Even though Thay encourages us to see the goodness of suffering, many of us still have an aversion to suffering. Thay teaches that the art of cultivating happiness and the art of handling suffering go together. By taking refuge in the Buddha, the Dharma, and the Sangha, we can face suffering without being consumed by fear. When our aspiration is to always be a cell in the Sangha Body, we will be able to practice the art of embracing suffering much more easily. We need to have a sense of fearlessness, of being ready and present for whatever kind of suffering that may arise.
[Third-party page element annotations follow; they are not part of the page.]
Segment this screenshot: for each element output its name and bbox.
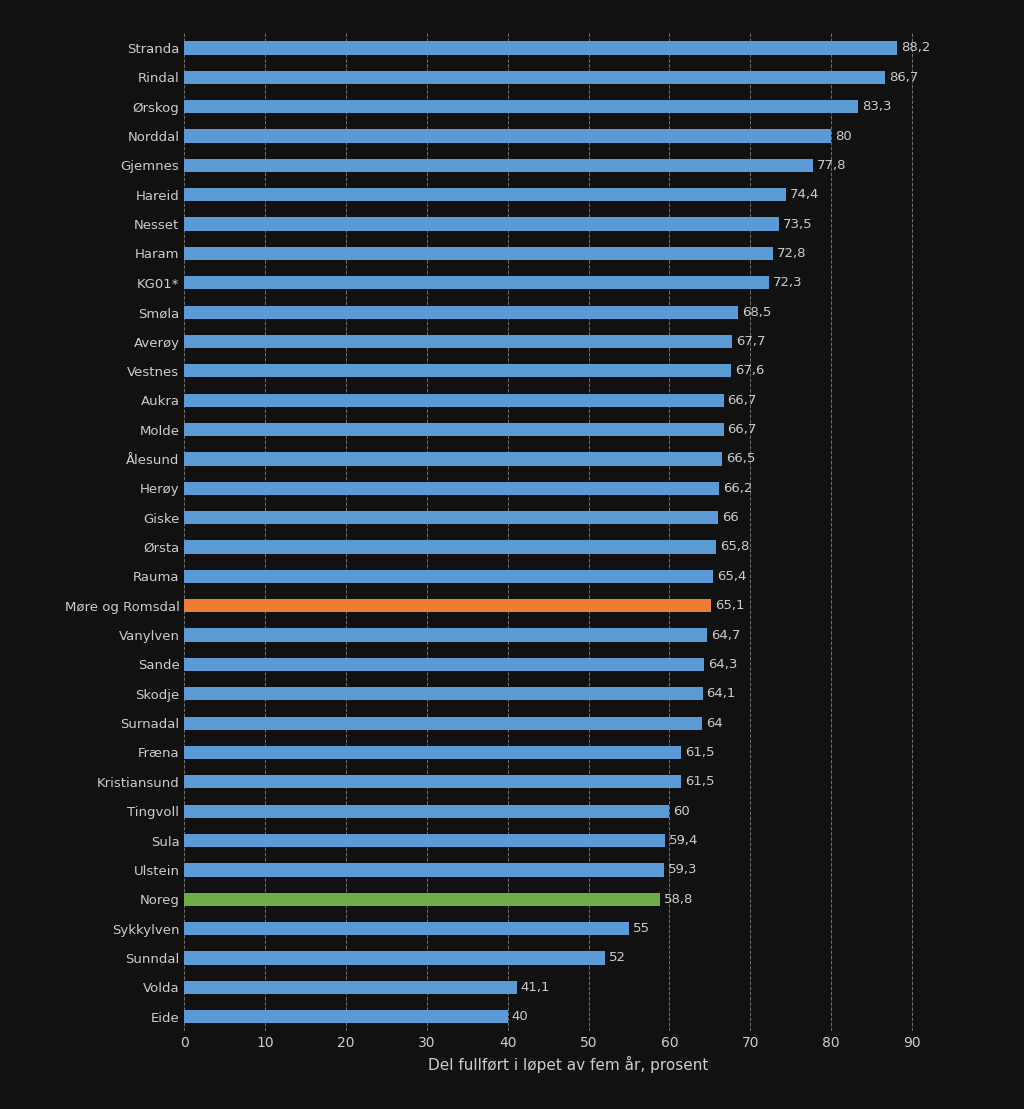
- Text: 66,5: 66,5: [726, 452, 756, 466]
- Text: 52: 52: [608, 952, 626, 965]
- Bar: [184, 629, 708, 642]
- Text: 40: 40: [512, 1010, 528, 1024]
- Bar: [184, 688, 702, 701]
- Bar: [184, 511, 718, 525]
- Bar: [184, 834, 665, 847]
- Text: 73,5: 73,5: [782, 217, 812, 231]
- Bar: [184, 716, 701, 730]
- Text: 61,5: 61,5: [685, 746, 715, 759]
- Text: 59,3: 59,3: [668, 864, 697, 876]
- Text: 74,4: 74,4: [790, 189, 819, 201]
- Text: 64,7: 64,7: [712, 629, 740, 642]
- Text: 86,7: 86,7: [889, 71, 919, 84]
- Text: 77,8: 77,8: [817, 159, 847, 172]
- Text: 60: 60: [674, 805, 690, 817]
- Bar: [184, 893, 659, 906]
- Bar: [184, 189, 785, 202]
- Bar: [184, 364, 731, 377]
- Text: 66,7: 66,7: [728, 423, 757, 436]
- Text: 66,2: 66,2: [724, 481, 753, 495]
- Text: 67,6: 67,6: [735, 365, 764, 377]
- Bar: [184, 394, 724, 407]
- Text: 65,4: 65,4: [717, 570, 746, 583]
- Bar: [184, 980, 516, 994]
- Bar: [184, 481, 720, 495]
- Text: 64: 64: [706, 716, 723, 730]
- Text: 80: 80: [836, 130, 852, 143]
- Text: 58,8: 58,8: [664, 893, 693, 906]
- Bar: [184, 41, 897, 54]
- Text: 65,8: 65,8: [720, 540, 750, 553]
- Text: 72,3: 72,3: [773, 276, 803, 289]
- Text: 61,5: 61,5: [685, 775, 715, 788]
- Bar: [184, 100, 858, 113]
- Text: 88,2: 88,2: [901, 41, 931, 54]
- Text: 66,7: 66,7: [728, 394, 757, 407]
- Bar: [184, 159, 813, 172]
- Bar: [184, 276, 769, 289]
- Bar: [184, 335, 731, 348]
- Bar: [184, 922, 629, 935]
- Bar: [184, 130, 831, 143]
- Bar: [184, 306, 738, 318]
- Text: 55: 55: [633, 922, 650, 935]
- Bar: [184, 658, 705, 671]
- Text: 67,7: 67,7: [735, 335, 765, 348]
- Bar: [184, 863, 664, 876]
- Bar: [184, 423, 724, 436]
- Text: 64,3: 64,3: [709, 658, 737, 671]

That sense of fearlessness is rooted in the practice of taking refuge in the Three Jewels: the Buddha, the Dharma, and the Sangha. It comes from keeping the practice alive and remembering that our life is our message. And when we can do that, Thay will be happy. Thay will always continue in us and Thay will never die.

Anh Huong Nguyen

Anh-Huong Nguyen has been practicing mindfulness in the tradition of Zen master Thich Nhat Hanh for more than thirty years. She has led mindfulness retreats in the United States since 1988, and in 1992 was among the first students to be ordained as a Dharma Teacher by Thich Nhat Hanh. She and her husband, Thu Nguyen, founded the Mindfulness Practice Center of Fairfax, Virginia, in 1998. The center offers sessions of mindfulness training and practice in a nonsectarian way.